Looking out from a place of addiction to the monumental task in front of you is daunting. I know that the struggle didn’t always seem worth the effort when I was still deciding to dump addiction for good. The idea of one day at a time helped me immensely.
Breaking any task down into small steps is key to success. But recovering from addiction is different than most tasks because there is no end. You will always be in recovery and should always be proud to announce what day you are on. We have all gotten to our current number moving forward one day at a time.
Part of the odaat philosophy is that it is part of never giving up. You are staying vigilant but you only have to see today as the goal. It is key to preventing yourself from getting overwhelmed.

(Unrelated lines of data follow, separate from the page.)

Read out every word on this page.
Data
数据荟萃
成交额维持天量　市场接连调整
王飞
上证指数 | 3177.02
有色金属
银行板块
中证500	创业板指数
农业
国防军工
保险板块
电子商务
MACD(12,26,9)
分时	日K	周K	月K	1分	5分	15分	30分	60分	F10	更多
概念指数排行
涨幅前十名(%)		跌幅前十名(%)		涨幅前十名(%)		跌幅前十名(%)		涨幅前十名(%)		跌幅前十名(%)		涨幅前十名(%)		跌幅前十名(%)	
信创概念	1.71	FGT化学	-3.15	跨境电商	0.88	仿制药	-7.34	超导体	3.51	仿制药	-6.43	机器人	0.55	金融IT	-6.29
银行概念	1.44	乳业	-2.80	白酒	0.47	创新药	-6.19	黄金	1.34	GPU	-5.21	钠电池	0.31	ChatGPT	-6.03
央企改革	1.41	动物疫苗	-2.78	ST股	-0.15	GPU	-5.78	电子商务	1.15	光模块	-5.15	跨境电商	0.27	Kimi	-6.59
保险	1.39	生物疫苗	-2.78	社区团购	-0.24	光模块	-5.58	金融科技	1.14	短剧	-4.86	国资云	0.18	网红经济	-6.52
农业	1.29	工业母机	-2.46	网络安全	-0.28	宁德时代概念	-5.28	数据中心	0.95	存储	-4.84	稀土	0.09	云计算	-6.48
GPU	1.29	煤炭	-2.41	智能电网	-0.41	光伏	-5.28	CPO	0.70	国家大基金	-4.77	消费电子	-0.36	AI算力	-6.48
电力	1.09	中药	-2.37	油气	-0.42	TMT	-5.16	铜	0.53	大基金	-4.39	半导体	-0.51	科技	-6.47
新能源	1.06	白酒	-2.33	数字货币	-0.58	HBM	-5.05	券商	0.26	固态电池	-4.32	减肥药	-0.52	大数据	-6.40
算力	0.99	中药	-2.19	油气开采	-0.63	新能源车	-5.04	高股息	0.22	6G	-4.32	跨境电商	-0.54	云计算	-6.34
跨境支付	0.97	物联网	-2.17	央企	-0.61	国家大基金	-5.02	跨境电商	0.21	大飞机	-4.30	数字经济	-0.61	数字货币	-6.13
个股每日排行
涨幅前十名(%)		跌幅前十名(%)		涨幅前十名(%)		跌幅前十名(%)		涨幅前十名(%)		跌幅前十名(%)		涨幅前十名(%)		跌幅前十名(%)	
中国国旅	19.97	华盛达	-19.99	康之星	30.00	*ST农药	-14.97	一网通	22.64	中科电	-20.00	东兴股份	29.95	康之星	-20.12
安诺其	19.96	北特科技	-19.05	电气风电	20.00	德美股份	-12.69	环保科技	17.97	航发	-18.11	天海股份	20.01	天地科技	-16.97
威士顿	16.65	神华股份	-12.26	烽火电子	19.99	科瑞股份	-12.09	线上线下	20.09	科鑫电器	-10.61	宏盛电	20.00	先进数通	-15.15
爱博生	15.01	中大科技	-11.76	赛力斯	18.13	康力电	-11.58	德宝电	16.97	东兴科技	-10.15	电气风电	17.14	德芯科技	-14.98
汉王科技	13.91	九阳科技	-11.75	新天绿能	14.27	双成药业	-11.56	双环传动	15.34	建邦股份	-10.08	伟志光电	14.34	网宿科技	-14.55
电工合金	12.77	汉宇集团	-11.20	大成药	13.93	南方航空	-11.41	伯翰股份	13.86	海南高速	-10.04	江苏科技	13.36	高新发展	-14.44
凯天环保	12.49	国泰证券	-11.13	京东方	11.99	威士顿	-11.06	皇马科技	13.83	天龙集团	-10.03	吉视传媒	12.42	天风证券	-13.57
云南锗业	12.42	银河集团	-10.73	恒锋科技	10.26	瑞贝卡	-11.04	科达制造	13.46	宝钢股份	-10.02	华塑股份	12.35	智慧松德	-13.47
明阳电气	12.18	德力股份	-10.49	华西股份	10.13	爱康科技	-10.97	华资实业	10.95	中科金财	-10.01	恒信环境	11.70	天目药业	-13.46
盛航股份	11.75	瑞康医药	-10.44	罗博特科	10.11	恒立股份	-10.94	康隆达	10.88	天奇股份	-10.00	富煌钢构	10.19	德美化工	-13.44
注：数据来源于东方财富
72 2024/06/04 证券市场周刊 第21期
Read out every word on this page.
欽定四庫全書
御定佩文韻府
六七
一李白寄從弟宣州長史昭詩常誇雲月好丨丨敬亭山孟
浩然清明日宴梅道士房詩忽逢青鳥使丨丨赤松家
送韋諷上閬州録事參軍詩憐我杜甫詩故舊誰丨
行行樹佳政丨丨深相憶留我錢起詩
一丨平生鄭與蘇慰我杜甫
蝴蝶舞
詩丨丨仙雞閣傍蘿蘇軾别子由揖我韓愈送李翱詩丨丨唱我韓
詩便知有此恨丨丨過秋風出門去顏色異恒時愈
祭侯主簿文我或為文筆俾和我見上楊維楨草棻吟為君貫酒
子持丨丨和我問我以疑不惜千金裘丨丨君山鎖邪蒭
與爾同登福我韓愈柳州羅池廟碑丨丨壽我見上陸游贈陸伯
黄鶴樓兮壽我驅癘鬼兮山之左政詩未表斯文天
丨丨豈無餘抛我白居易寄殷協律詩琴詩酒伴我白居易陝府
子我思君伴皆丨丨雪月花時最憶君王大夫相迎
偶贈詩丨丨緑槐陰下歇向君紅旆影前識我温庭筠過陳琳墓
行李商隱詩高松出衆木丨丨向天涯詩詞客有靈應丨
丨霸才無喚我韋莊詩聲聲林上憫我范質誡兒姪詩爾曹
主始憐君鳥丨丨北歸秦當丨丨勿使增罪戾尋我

Even though I am on year 40 of being sober I have to make the decision every day. Somedays it’s as easy as breathing, as a heartbeat, I do it without conscious thought. Other days it is a more tangible decision, like getting out of bed, something I have to actively choose. Having chosen to stay sober for decades helps me make that decision but there is a pull somedays that I think we would all do well to remember as we move forward.
I don’t want to give false hope that one day you will be free and clear of it all, temptation can surprise you at any time. Everyone who knows me knows that there have been very stressful events and memories that awaken that voice in my head suggesting I give in to temptation. One day at a time speaks to me as an important phrase at the beginning of the journey and throughout. All we can do is face today and do our best to end up ahead.
Please note: This blog post is to be used for inspirational use only, and not to be used as a substitute for medical advice. Quitting an addiction is fantastic, but it’s also important to know the safest methods for quitting your specific addiction, while minimizing any withdrawal effects.